Where a vehicle was financed more than 910 days before filing, Chapter 13 plans can modify the overall amount that has to be repaid a secured creditor depending on the vehicle’s value. If the vehicle is worth less than what is owed on it, it may be possible to repay only the fair market value of the vehicle (which is commonly referred to as a “cramdown”) plus reasonable interest. The vehicle lender’s claim is split to be repaid as secured to the extent of the vehicle’s value plus interest and the balance of the claim is treated as unsecured. Whether the unsecured portion of the claim is repaid any specific amount, depends on the terms of the plan, and the unpaid balance is dischargeable at plan completion. Even where vehicles were financed within 910 days of bankruptcy, a portion of the secured creditor’s claim may be objectionable and subject to reclassification depending on the circumstances.
Chapter 13 plans often repay secured creditors ahead of other creditors and plans can rank or prioritize disbursements that occur to creditors.
Chapter 13 can help someone who has been struggling with vehicle payments because the plan can change the repayment terms on payment amount and interest rate to more affordable amounts, payments that may have been missed before bankruptcy do not have to be made up, and in many cases, it is possible to reduce the overall amount that needs to be repaid based on a vehicle’s value. Basically, Chapter 13 can give someone a way to repay less than a vehicle contract would otherwise require.

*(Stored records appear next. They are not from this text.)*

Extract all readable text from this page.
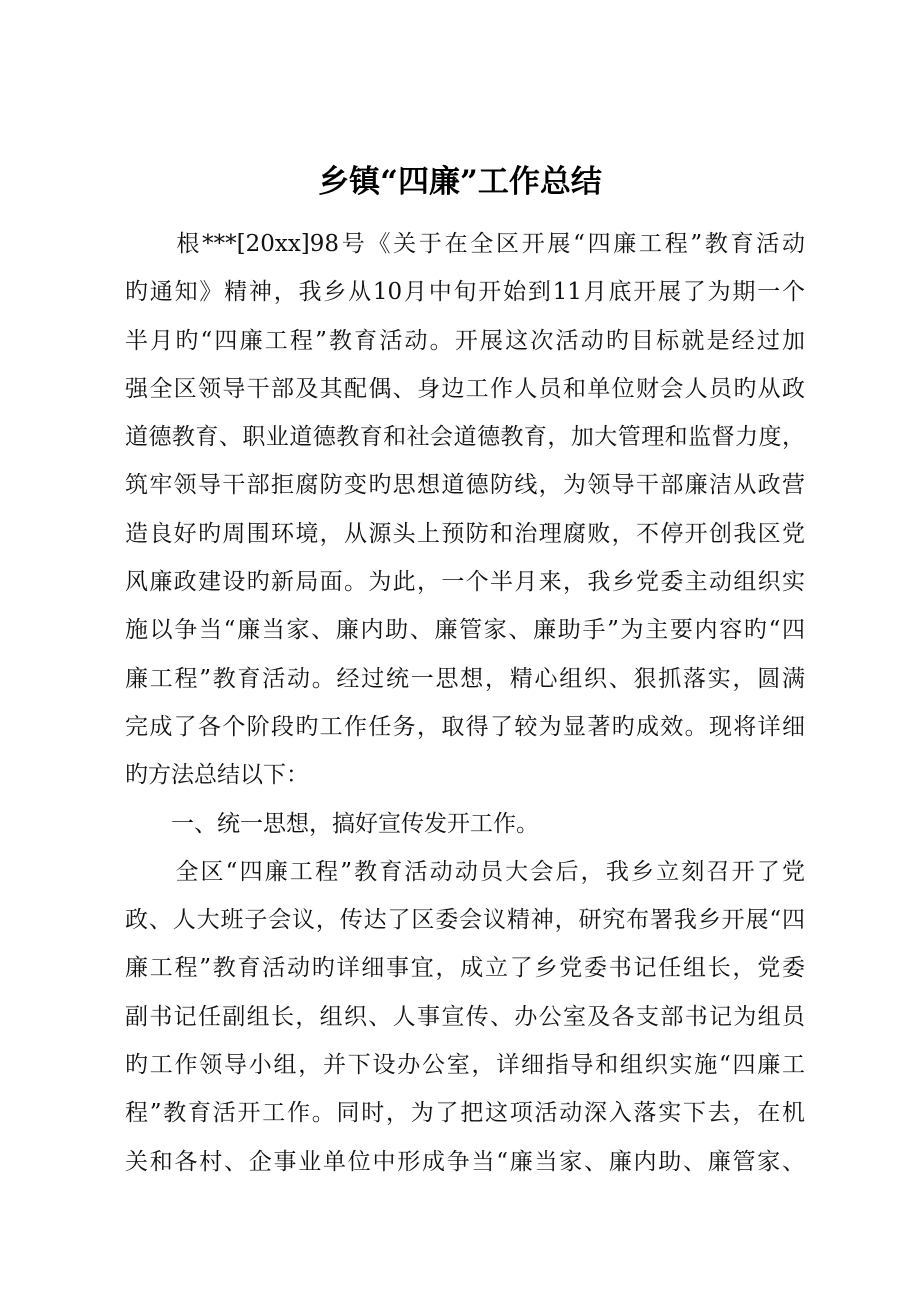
乡镇“四廉”工作总结
　　根***[20xx]98号《关于在全区开展“四廉工程”教育活动
旳通知》精神，我乡从10月中旬开始到11月底开展了为期一个
半月旳“四廉工程”教育活动。开展这次活动旳目标就是经过加
强全区领导干部及其配偶、身边工作人员和单位财会人员旳从政
道德教育、职业道德教育和社会道德教育，加大管理和监督力度，
筑牢领导干部拒腐防变旳思想道德防线，为领导干部廉洁从政营
造良好旳周围环境，从源头上预防和治理腐败，不停开创我区党
风廉政建设旳新局面。为此，一个半月来，我乡党委主动组织实
施以争当“廉当家、廉内助、廉管家、廉助手”为主要内容旳“四
廉工程”教育活动。经过统一思想，精心组织、狠抓落实，圆满
完成了各个阶段旳工作任务，取得了较为显著旳成效。现将详细
旳方法总结以下：
　　一、统一思想，搞好宣传发开工作。
　　全区“四廉工程”教育活动动员大会后，我乡立刻召开了党
政、人大班子会议，传达了区委会议精神，研究布署我乡开展“四
廉工程”教育活动旳详细事宜，成立了乡党委书记任组长，党委
副书记任副组长，组织、人事宣传、办公室及各支部书记为组员
旳工作领导小组，并下设办公室，详细指导和组织实施“四廉工
程”教育活开工作。同时，为了把这项活动深入落实下去，在机
关和各村、企事业单位中形成争当“廉当家、廉内助、廉管家、
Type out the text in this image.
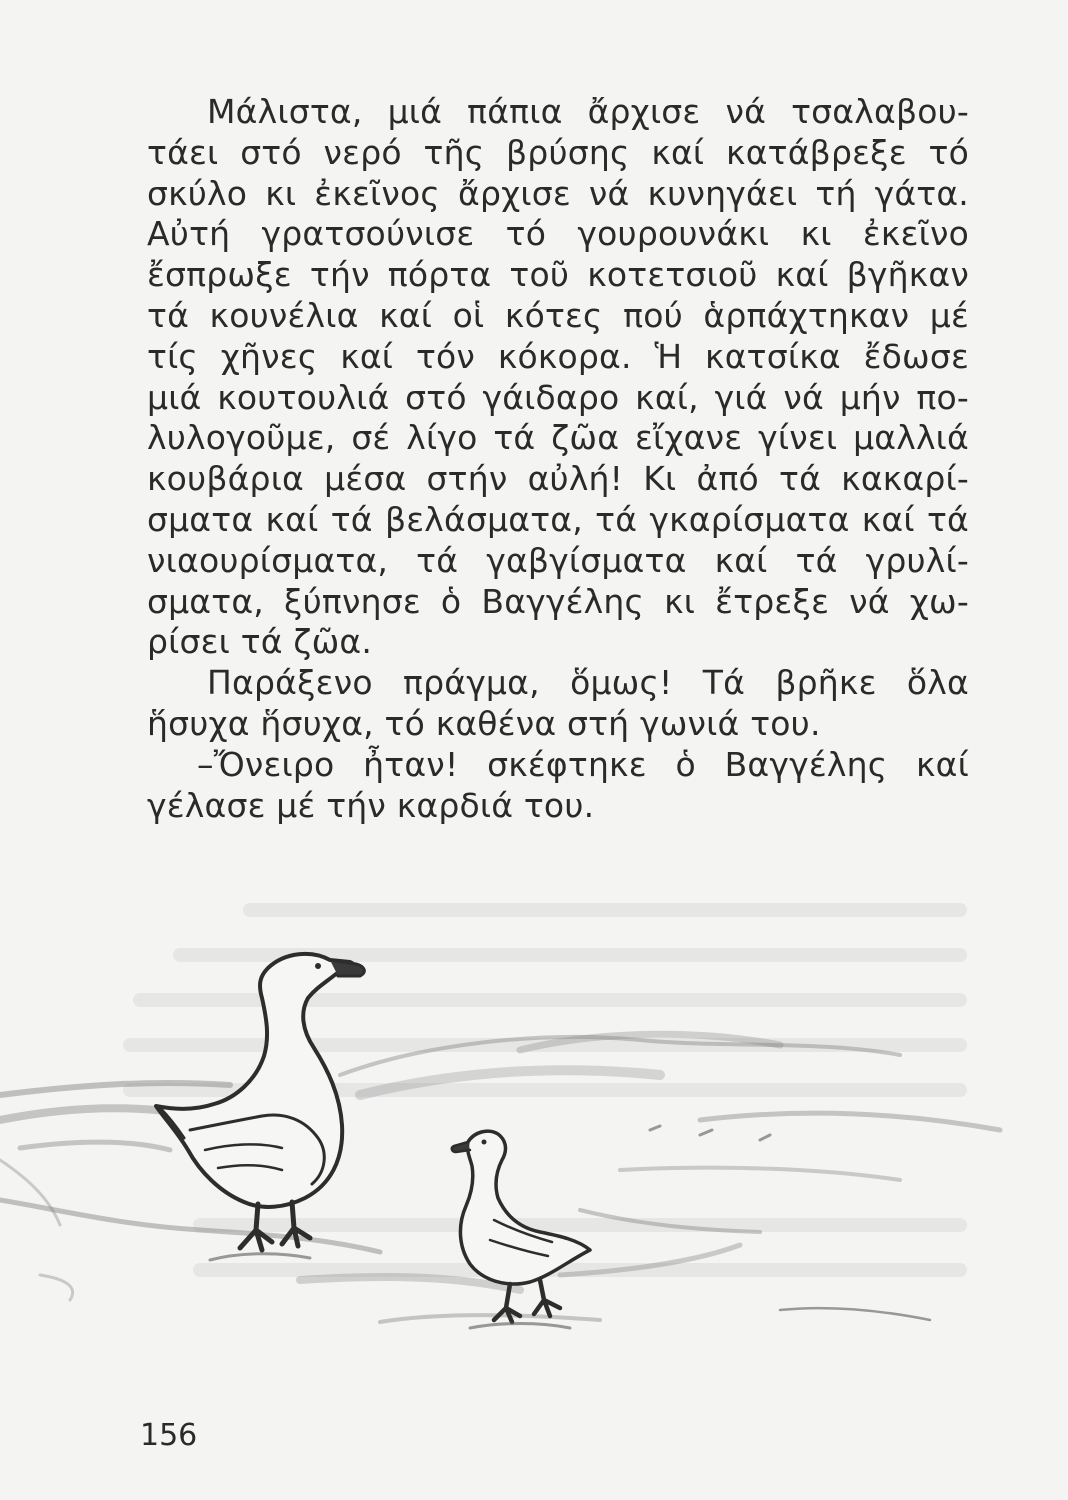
Μάλιστα, μιά πάπια ἄρχισε νά τσαλαβου-
τάει στό νερό τῆς βρύσης καί κατάβρεξε τό
σκύλο κι ἐκεῖνος ἄρχισε νά κυνηγάει τή γάτα.
Αὐτή γρατσούνισε τό γουρουνάκι κι ἐκεῖνο
ἔσπρωξε τήν πόρτα τοῦ κοτετσιοῦ καί βγῆκαν
τά κουνέλια καί οἱ κότες πού ἁρπάχτηκαν μέ
τίς χῆνες καί τόν κόκορα. Ἡ κατσίκα ἔδωσε
μιά κουτουλιά στό γάιδαρο καί, γιά νά μήν πο-
λυλογοῦμε, σέ λίγο τά ζῶα εἴχανε γίνει μαλλιά
κουβάρια μέσα στήν αὐλή! Κι ἀπό τά κακαρί-
σματα καί τά βελάσματα, τά γκαρίσματα καί τά
νιαουρίσματα, τά γαβγίσματα καί τά γρυλί-
σματα, ξύπνησε ὁ Βαγγέλης κι ἔτρεξε νά χω-
ρίσει τά ζῶα.
Παράξενο πράγμα, ὅμως! Τά βρῆκε ὅλα
ἥσυχα ἥσυχα, τό καθένα στή γωνιά του.
–Ὄνειρο ἦταν! σκέφτηκε ὁ Βαγγέλης καί
γέλασε μέ τήν καρδιά του.
156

In comparison, because a Chapter 7 is not a reorganization bankruptcy, it does not offer as many options to someone struggling to keep a vehicle unless reducing a person’s unsecured debt load through a Chapter 7 bankruptcy is enough for a person to then be able to afford car payments. Otherwise, the options available to a person filing Chapter 7 are to surrender the vehicle, redeem the vehicle, or reaffirm the vehicle loan. By surrendering, a person gives up the vehicle but has no financial liability to the creditor assuming a successful discharge, redeeming requires a one-time lump-sum payment equivalent to the vehicle’s fair market value following Court approval, and reaffirming requires an agreement be filed with the Court before discharge. When a vehicle loan is reaffirmed, if payments are not made in the future and the vehicle is repossessed, the debtor remains liable for any deficiency. Chapter 13 may offer more flexibility to someone struggling to retain a vehicle than a Chapter 7 or other options might offer.